Movie Critics: The Contrarian, the Conformist, and the Co-opted

Brow Beat
Slate's Culture Blog
Aug. 18 2009 4:12 PM

Movie Critics: The Contrarian, the Conformist, and the Co-opted

Dan, if it's not too late I'd love to respond to your post on District 9 , Armond White and the " can a film critic be too contrarian ?" dustup. Maybe it's just because, on that nifty widget designed to graph the relative "contrarianness" and "conformity" of various critics, I came out occupying the bland middle of the spectrum, but I want to protest the idea that liking or disliking a movie that a majority of critics feels the same way about constitutes "conformity." Insofar as that word implies obeisance to a pre-established norm, it simply doesn't make sense in this context. Since most critics are writing their reviews at the same time, in that brief window between screening and opening, they wouldn't have a chance to make a survey of the general response to the film even if they wanted to. I know, in my case, that I actively try to avoid reading too much about a movie before reviewing it; I might follow industry-type coverage (actor and director profiles, news about upcoming movie deals, etc.), but I certainly don't look at straight-up reviews of a movie I'm about to write on. According to your graph, the majority of critics have around a 75 percent consensus rate—or only 25 percent above a random coin flip. (This math also doesn't allow for the ambiguity of reviews that are less "thumbs up or thumbs down" service pieces than attempts to think through a a movie's cultural impact, and which may be hard to tag as "rotten" or "fresh.") To suggest that reviewers who hated Transformers 2 are somehow cravenly beholden to critical dogma does a disservice to their integrity (not to mention their taste). More absurdly, though, it mistakes critical disagreement for free speech, as if championing Transformers 2 (or dissing District 9 , which I haven't seen) were some kind of blow against censorship. God love the often-contrarian (and always fun to read) Armond White, but maybe the lockstep contempt for Transformers 2 had something to do with the fact that it sucked.

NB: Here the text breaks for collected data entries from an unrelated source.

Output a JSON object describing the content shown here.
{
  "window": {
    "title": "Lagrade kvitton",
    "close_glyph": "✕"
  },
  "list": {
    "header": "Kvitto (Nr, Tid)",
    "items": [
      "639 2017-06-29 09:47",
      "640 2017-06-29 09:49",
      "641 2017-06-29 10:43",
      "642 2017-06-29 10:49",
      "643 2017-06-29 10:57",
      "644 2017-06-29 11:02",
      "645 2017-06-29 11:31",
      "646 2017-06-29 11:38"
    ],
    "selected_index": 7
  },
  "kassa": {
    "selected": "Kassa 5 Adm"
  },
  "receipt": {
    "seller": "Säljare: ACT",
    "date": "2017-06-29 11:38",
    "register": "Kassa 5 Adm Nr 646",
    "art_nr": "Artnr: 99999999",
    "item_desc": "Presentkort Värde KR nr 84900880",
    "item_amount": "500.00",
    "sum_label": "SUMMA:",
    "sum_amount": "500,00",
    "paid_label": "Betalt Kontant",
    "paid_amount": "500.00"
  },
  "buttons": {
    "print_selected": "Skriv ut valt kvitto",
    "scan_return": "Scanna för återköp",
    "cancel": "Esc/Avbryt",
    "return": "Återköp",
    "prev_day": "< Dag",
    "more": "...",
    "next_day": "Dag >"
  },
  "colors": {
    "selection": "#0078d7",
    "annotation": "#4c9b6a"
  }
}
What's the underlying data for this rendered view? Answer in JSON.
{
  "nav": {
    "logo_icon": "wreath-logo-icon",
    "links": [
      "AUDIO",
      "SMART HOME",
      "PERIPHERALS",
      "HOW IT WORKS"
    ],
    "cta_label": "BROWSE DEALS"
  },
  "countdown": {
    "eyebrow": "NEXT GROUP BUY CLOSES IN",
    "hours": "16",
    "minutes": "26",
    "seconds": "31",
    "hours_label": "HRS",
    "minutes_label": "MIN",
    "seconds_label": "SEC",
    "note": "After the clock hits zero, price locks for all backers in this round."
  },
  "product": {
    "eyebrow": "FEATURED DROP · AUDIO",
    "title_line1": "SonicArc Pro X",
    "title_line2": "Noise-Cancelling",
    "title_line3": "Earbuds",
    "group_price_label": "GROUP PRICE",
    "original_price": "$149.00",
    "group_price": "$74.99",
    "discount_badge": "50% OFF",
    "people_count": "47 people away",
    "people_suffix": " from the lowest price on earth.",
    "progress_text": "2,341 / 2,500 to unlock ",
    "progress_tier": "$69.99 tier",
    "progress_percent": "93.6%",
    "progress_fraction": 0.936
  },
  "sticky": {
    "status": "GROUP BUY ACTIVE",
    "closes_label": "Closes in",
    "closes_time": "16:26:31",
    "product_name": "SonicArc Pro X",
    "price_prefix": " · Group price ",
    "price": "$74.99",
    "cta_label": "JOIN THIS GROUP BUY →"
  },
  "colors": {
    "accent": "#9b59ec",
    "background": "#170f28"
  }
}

As a reader and practitioner of film criticism, I'm less worried about where I fall on the "conformist" spectrum than about the recent studio practice of selectively screening certain films only for the fanboy sites most likely to gush about them (as Paramount did with G.I. Joe , a movie I'm happy to have an excuse to boycott). The only product movie critics have to sell is their honest, unbiased, hopefully well-stated opinion. If that opinion is regularly misrepresented by sneaky marketing strategies, it won't be long before all our movie conversations are taking place in an industry-funded echo chamber.

Dana Stevens is Slate's movie critic.